Der Garten stand in voller Blüte. Niemand hatte gejätet, und so wucherte es grün und bunt bis übers Dach.
Die
Frau bog sich wie ein Halm, spreizte Finger und Zehen und streckte ihr Gesicht
der Sonne entgegen. Es duftete so stark ringsum, dass sie niesen musste,
zweimal. Das scheuchte ein paar kleine Tiere auf, sie flohen durchs
Bodendickicht, ein Schwarm Vögel erhob sich schimpfend, landete aber sogleich
wieder, nur wenige Meter entfernt.
Sie
suchte die blaue Bank und fand sie zwischen Brombeergestrüpp
und Brennesselbüschen, dort ließ sie sich nieder, leise flatternd wie ein
Schmetterling.
Ihr
war etwas in Vergessenheit geraten, und sie hatte lange an ihrem Tisch in der
Stube gesessen und gegrübelt, was es sein mochte und wohin es verschwunden sein
konnte.
Hin
und wieder hob sie den Kopf aus den Händen und warf einen Blick auf den Platz
gegenüber. Den Stuhl mit der durchscheinenden Gestalt darauf, den unberührten
Teller, das immer gleich volle Glas. Irgendwann schwamm eine Fliege darin,
später waren es zwei, dann vier. Die Gestalt auf dem Stuhl verschwand
schließlich ganz, und so kehrte der Hunger zurück in ihre Augen.
Sie
blickte sich um, und als sie Kopf und Schulter drehte, löste sich ein
Spinnennetz, das zwischen ihrem Ohr und ihrem Schlüsselbein gespannt war. Die Spinne suchte Zuflucht in ihrem grauen Haar, fand
dort sogar ein wenig Nahrung.
Die
Frau erhob sich ächzend, ihre Knochen knarzten mit den Fußbodendielen um die
Wette. Sie legte eine schlurfende Spur in den Staub.
Ein
Blick in die Küche, und sie sah, wer dort das Regiment übernommen hatte: Käfer
und Ameisen putzten die Reste aus schmutzigen Töpfen und Tellern, eine kleine
Kolonie tüchtiger Helfer. Sie überließ ihnen das Feld.
An
der Tür zögerte sie kurz, die Hand schon an der Klinke. Sie wollte einen
Schritt tun, der sie herausführte aus dem Schemenhaften. Sie würde nicht wieder
zurückkehren, und das bedeutete Abschied. Aber wovon? Und von wem? Sie wusste
es nicht.
Doch kaum hatte sie die Tür einen Spalt breit geöffnet, trug
ein Lufthauch die Erinnerung an Sommerabende auf einer blauen Bank herein, an
eine warme Schulter, an Stoppelhaar, das ihre Wange kitzelte, an perlende
Flüssigkeit in einem Glas und an ein ebenso perlendes Lachen. Ihr eigenes?
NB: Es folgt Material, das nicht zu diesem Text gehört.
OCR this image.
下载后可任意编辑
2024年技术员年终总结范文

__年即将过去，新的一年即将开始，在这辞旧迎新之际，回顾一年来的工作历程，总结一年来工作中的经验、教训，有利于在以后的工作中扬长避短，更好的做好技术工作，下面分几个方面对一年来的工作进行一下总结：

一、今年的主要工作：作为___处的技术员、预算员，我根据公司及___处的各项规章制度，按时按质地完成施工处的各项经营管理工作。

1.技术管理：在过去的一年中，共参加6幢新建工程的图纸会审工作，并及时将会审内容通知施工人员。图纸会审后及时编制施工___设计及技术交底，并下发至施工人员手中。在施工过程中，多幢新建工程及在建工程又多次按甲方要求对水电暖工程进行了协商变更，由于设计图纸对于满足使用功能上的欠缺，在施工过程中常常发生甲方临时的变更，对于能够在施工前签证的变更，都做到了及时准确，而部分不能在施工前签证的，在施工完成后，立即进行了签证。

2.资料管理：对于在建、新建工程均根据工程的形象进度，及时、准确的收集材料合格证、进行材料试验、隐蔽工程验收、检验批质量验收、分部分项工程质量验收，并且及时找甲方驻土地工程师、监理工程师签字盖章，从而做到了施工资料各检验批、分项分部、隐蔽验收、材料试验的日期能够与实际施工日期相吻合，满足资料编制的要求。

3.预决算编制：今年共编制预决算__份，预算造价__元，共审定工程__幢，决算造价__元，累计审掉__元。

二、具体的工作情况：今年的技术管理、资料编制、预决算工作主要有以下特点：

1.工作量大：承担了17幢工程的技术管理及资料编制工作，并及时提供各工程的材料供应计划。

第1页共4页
Aus weiter Ferne hörte sie sich einen Satz sagen, mit noch
junger Stimme: 'Hier will ich für immer mit dir sitzen.' Sie sah den vertrauten
Blick, in dem soviel Liebe gelegen hatte und noch soviel Zeit.
Sie stieß die Tür weiter auf. Der Garten stand in voller Blüte. Niemand hatte gejätet, und so wucherte es grün und bunt bis übers Dach.
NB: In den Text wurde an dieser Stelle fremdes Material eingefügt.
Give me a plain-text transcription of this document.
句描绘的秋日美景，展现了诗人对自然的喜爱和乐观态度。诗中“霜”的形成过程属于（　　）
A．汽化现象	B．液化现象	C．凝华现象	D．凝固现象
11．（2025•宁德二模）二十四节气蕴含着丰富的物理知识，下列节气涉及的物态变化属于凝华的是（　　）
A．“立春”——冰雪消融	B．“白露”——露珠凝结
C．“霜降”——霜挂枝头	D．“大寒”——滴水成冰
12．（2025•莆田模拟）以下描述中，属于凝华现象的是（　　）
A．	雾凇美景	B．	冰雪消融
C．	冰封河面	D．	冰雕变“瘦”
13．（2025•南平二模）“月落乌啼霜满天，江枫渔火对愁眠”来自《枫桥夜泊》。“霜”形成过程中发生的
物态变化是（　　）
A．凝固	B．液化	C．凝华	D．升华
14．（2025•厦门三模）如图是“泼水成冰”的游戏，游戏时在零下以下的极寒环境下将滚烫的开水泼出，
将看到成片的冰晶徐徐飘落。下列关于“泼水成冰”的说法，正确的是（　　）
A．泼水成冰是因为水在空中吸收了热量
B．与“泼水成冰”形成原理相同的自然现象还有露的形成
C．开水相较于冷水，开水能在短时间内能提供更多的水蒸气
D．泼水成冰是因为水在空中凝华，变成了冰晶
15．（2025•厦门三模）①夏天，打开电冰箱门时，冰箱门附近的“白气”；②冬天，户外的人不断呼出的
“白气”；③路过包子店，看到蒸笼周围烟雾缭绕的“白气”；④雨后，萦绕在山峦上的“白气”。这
Ein sehr berührender Text! Es gibt Post aus der Birke.
AntwortenLöschenDanke!
Löschen...romantisch geprägter Text, warm, naturnah, menschenliebend, alle Achtung!
AntwortenLöschenVielen Dank! (Vor allem 'warm, naturnah, menschenliebend' freut mich. Romantisch? Hm, vielleicht ...)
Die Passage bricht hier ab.